La reconfiguración contemporánea de las masculinidades rarámuris ocurre en el marco del proceso de modernización agrícola y la profundización del modelo económico neoliberal que, sumado al proceso de empobrecimiento asociado a la sobreexplotación forestal, a los cambios ambientales y a la profundización de la violencia estructural, entre otros aspectos, han favorecido la integración de la población rarámuri a los circuitos migratorios, propiciando con ello cambios en valores, normas, formas de comportamiento, símbolos y significados asociados con las relaciones de género.
En efecto, la migración constituye hoy en día una de las estrategias de reproducción más importantes entre los grupos domésticos rarámuris, la cual les ha permitido sobrevivir al hambre endémica que se presenta en muchas comunidades de la Sierra Tarahumara. Este proceso ha dado pie a reconfiguraciones en las masculinidades rarámuris, las cuales, lejos de mostrarse estáticas, se han reconstituido a partir del contacto con otros contextos culturales y de los cambios de orden socioeconómico que conllevan los procesos migratorios de tipo estacional o permanente.
A partir del trabajo realizado con mujeres y hombres, jornaleros agrícolas migrantes, se puede afirmar que, aunque las masculinidades rarámuris comparten algunos elementos del modelo hegemónico patriarcal -como las prácticas y las significaciones que establecen las distancias jerárquicas y las relaciones de dominación de los hombres respecto a las mujeres-, la construcción social del género masculino en el interior de esta etnia no es homogénea.
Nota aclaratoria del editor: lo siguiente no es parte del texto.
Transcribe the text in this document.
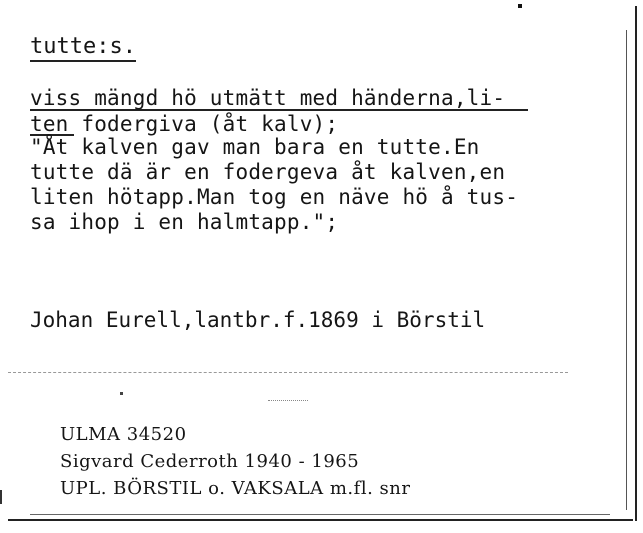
tutte:s.
viss mängd hö utmätt med händerna,li-
ten fodergiva (åt kalv);
"Åt kalven gav man bara en tutte.En
tutte dä är en fodergeva åt kalven,en
liten hötapp.Man tog en näve hö å tus-
sa ihop i en halmtapp.";
Johan Eurell,lantbr.f.1869 i Börstil
ULMA 34520
Sigvard Cederroth 1940 - 1965
UPL. BÖRSTIL o. VAKSALA m.fl. snr
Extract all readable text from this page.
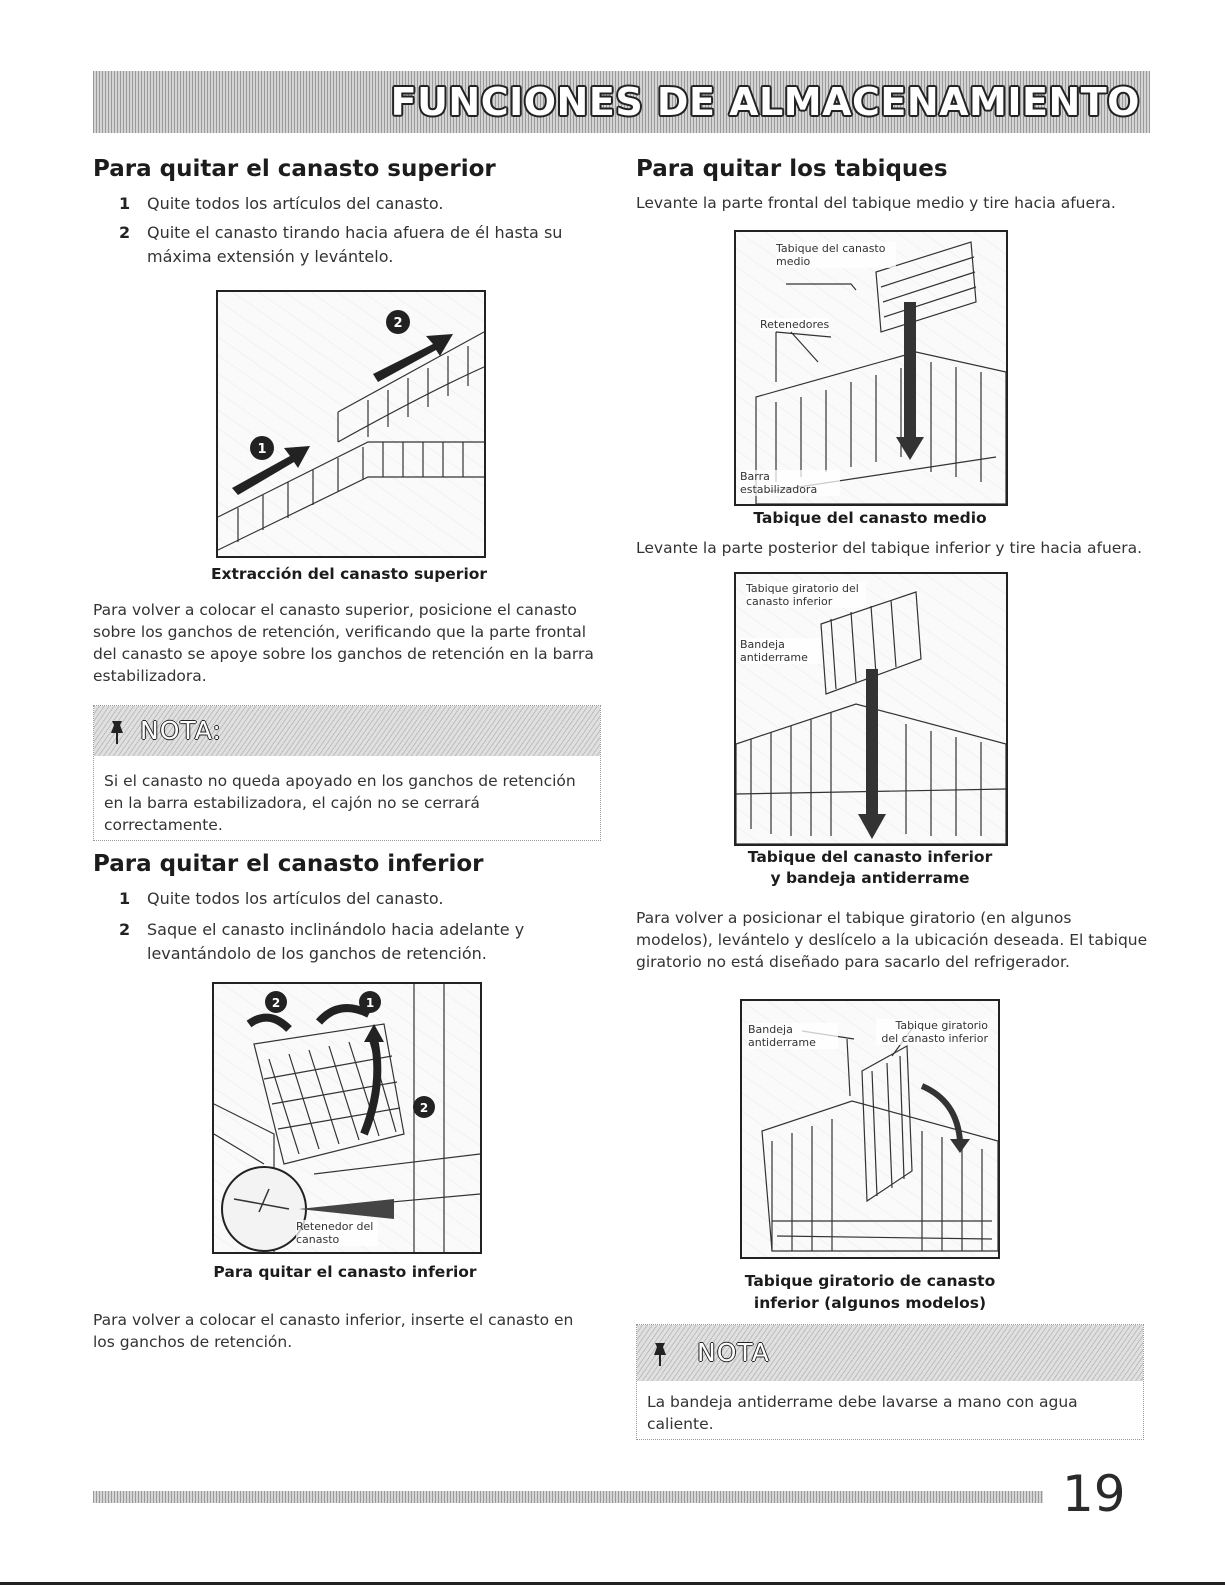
FUNCIONES DE ALMACENAMIENTO
Para quitar el canasto superior
1 Quite todos los artículos del canasto.
2 Quite el canasto tirando hacia afuera de él hasta su máxima extensión y levántelo.
2
1
Extracción del canasto superior

Para volver a colocar el canasto superior, posicione el canasto sobre los ganchos de retención, verificando que la parte frontal del canasto se apoye sobre los ganchos de retención en la barra estabilizadora.

NOTA:
Si el canasto no queda apoyado en los ganchos de retención en la barra estabilizadora, el cajón no se cerrará correctamente.
Para quitar el canasto inferior
1 Quite todos los artículos del canasto.
2 Saque el canasto inclinándolo hacia adelante y levantándolo de los ganchos de retención.
2	1
2
Retenedor del canasto
Para quitar el canasto inferior

Para volver a colocar el canasto inferior, inserte el canasto en los ganchos de retención.

Para quitar los tabiques

Levante la parte frontal del tabique medio y tire hacia afuera.

Tabique del canasto medio
Retenedores
Barra estabilizadora
Tabique del canasto medio

Levante la parte posterior del tabique inferior y tire hacia afuera.

Tabique giratorio del canasto inferior
Bandeja antiderrame
Tabique del canasto inferior
y bandeja antiderrame

Para volver a posicionar el tabique giratorio (en algunos modelos), levántelo y deslícelo a la ubicación deseada. El tabique giratorio no está diseñado para sacarlo del refrigerador.

Bandeja antiderrame
Tabique giratorio del canasto inferior
Tabique giratorio de canasto
inferior (algunos modelos)
NOTA
La bandeja antiderrame debe lavarse a mano con agua caliente.
19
Los cambios inducidos por la migración han dado lugar a la conformación de diversas configuraciones de las masculinidades, las cuales obedecen a contextos socioeconómicos, familiares y culturales particulares, en los que las construcciones de lo masculino y lo femenino generan diversas prácticas y formas de relacionarse desde el género.
La asimilación de valores, normas, significados y pautas de comportamiento inéditas, asociadas con las relaciones de género, se aprecian en aspectos tales como: la incorporación de las mujeres al trabajo remunerado, la reorganización y distribución del trabajo doméstico en los hogares, la ampliación de la participación femenina en los espacios de toma de decisiones comunitarios y la contención de la violencia de género, asociada en buena medida a las instituciones que atienden a las mujeres víctimas de violencia en las sociedades de acogida.
En este sentido, vale la pena señalar que, si bien la experiencia migratoria tiene el potencial de replantear las nociones tradicionales de género y favorecer el tránsito hacia modelos menos inequitativos y autoritarios, los cambios identitarios que de ella se derivan ocurren en el marco de un modelo hegemónico en el que se presenta al varón como esencialmente dominante, con componentes que emanan de la ideología, los valores y los principios rectores del patriarcado.